Porque falamos de igualdade de interesses e não de direitos? Tomemos o exemplo do movimento feminista. As mulheres têm  interesse no direito de abortar uma gravidez indesejada, não faria sentido conceder o mesmo direito aos homens, que não são capazes de usufruir do bem-estar que tal direito a eles traria. Por esse mesmo motivo devemos considerar que é do interesse de cães - mesmo que eles não verbalizem ou reivindiquem tal interesse- não serem abandonados nas ruas, pois isso lhes causa sofrimento, mas não faz sentido defender que possuem o direito de vestirem-se como nós, pois isso não tem implicações para o seu bem estar como tem para os humanos.
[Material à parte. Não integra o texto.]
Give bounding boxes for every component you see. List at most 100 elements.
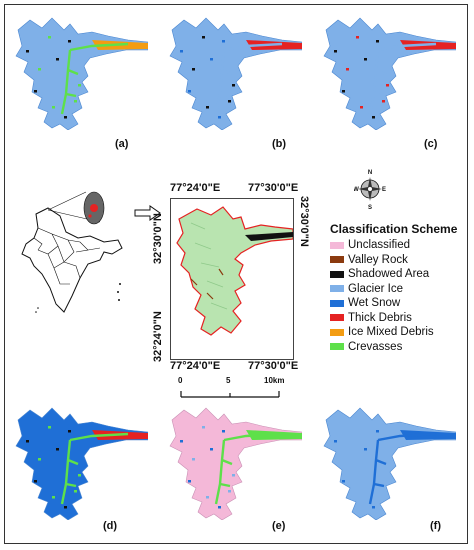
legend-label: Valley Rock [348,253,408,266]
legend-item: Unclassified [330,238,470,253]
class-patch [342,480,345,483]
panel-f [316,400,456,520]
class-patch [26,440,29,443]
class-patch [232,84,235,87]
legend-item: Crevasses [330,340,470,355]
glacier-map [15,407,148,520]
class-patch [372,116,375,119]
class-patch [48,36,51,39]
glacier-trunk [214,432,283,505]
class-patch [38,68,41,71]
class-patch [228,100,231,103]
class-patch [52,496,55,499]
glacier-trunk [368,432,437,505]
compass-e: E [382,187,386,193]
panel-label-f: (f) [430,520,441,532]
class-patch [26,50,29,53]
scale-tick-0: 0 [178,376,183,385]
glacier-body [169,17,302,130]
class-patch [206,106,209,109]
panel-a [8,10,148,130]
class-patch [382,100,385,103]
legend-item: Thick Debris [330,311,470,326]
glacier-trunk [368,42,437,115]
class-patch [64,116,67,119]
lon-label-bottom-right: 77°30'0"E [248,360,299,372]
class-patch [192,458,195,461]
legend-title: Classification Scheme [330,222,458,236]
glacier-trunk [60,42,129,115]
class-patch [78,84,81,87]
lon-label-top-right: 77°30'0"E [248,182,299,194]
study-area-marker [90,204,98,212]
panel-e [162,400,302,520]
legend-swatch [330,256,344,264]
glacier-outline [176,206,294,336]
scale-tick-10: 10km [264,376,285,385]
class-patch [206,496,209,499]
class-patch [180,440,183,443]
legend-swatch [330,285,344,293]
class-patch [68,40,71,43]
figure-frame [4,4,468,544]
class-patch [180,50,183,53]
class-patch [228,490,231,493]
glacier-body [323,407,456,520]
panel-d [8,400,148,520]
legend-label: Thick Debris [348,311,412,324]
compass-s: S [368,205,372,210]
class-patch [56,58,59,61]
legend: Classification Scheme Unclassified Valley… [330,222,470,354]
glacier-map [169,407,302,520]
glacier-map [15,17,148,130]
class-patch [346,458,349,461]
class-patch [34,90,37,93]
lon-label-bottom-left: 77°24'0"E [170,360,221,372]
arrow-icon [134,205,162,226]
legend-swatch [330,299,344,307]
glacier-trunk [60,432,129,505]
panel-label-b: (b) [272,138,287,150]
class-patch [188,90,191,93]
class-patch [364,58,367,61]
class-patch [342,90,345,93]
india-inset-map [8,188,128,328]
panel-label-a: (a) [115,138,129,150]
lat-label-left-top: 32°30'0"N [152,213,164,264]
class-patch [202,426,205,429]
panel-c [316,10,456,130]
legend-label: Glacier Ice [348,282,403,295]
class-patch [334,440,337,443]
legend-swatch [330,328,344,336]
class-patch [68,430,71,433]
glacier-body [169,407,302,520]
legend-item: Ice Mixed Debris [330,325,470,340]
class-patch [218,116,221,119]
legend-item: Glacier Ice [330,282,470,297]
class-patch [376,430,379,433]
class-patch [74,100,77,103]
class-patch [210,58,213,61]
class-patch [74,490,77,493]
class-patch [218,506,221,509]
class-patch [372,506,375,509]
class-patch [52,106,55,109]
glacier-body [15,407,148,520]
class-patch [346,68,349,71]
class-patch [192,68,195,71]
class-patch [188,480,191,483]
class-patch [386,474,389,477]
scale-bar: 0 5 10km [178,376,284,404]
class-patch [38,458,41,461]
north-arrow-icon: N S W E [353,166,386,211]
panel-label-e: (e) [272,520,286,532]
class-patch [356,36,359,39]
class-patch [360,106,363,109]
class-patch [360,496,363,499]
panel-b [162,10,302,130]
class-patch [356,426,359,429]
panel-label-d: (d) [103,520,118,532]
class-patch [56,448,59,451]
glacier-map [169,17,302,130]
legend-swatch [330,343,344,351]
Dentre os obstáculos a um movimento de libertação animal, assim como o movimento negro, das mulheres e outros, está à ideia de nós, seres humanos, somos fundamentalmente distintos de outras espécies em um nível primordial. A nossa linguagem carrega esta ideia equivocada: consideramos animais desde chimpanzés a ostras, e pessoas nós, seres humanos - mesmo que estejamos em termos evolutivos ou comparativos muito mais próximos do chimpanzé do que o chimpanzé das ostras. Mesmo que identificássemos um marcador claro entre nós e os outros animais, dificilmente este marcador teria conteúdo ético, isto é, em nada justificaria ignorar o sofrimento e infligir dor desnecessária aos nossos semelhantes. Outro obstáculo está no fato de que os animais não-humanos, apesar de manifestarem seu sofrimento  de forma muito semelhante à nossa, não podem se organizar para defender seus interesses. E um terceiro fator, particularmente grave, é que outro grupo de animais passíveis de interesses - nós, humanos - somos beneficiários diretos da opressão dos demais, tal como os senhores de escravos do passado (os quais racionalizavam basicamente os mesmos argumentos dos especistas de hoje, como superioridade, utilidade, necessidade, tradição) se beneficiavam da desconsideração de interesses de outros seres arbitrariamente considerados como “diferentes”.  E, sabidamente, somos bastante relutantes em questionar situações que nos beneficiam.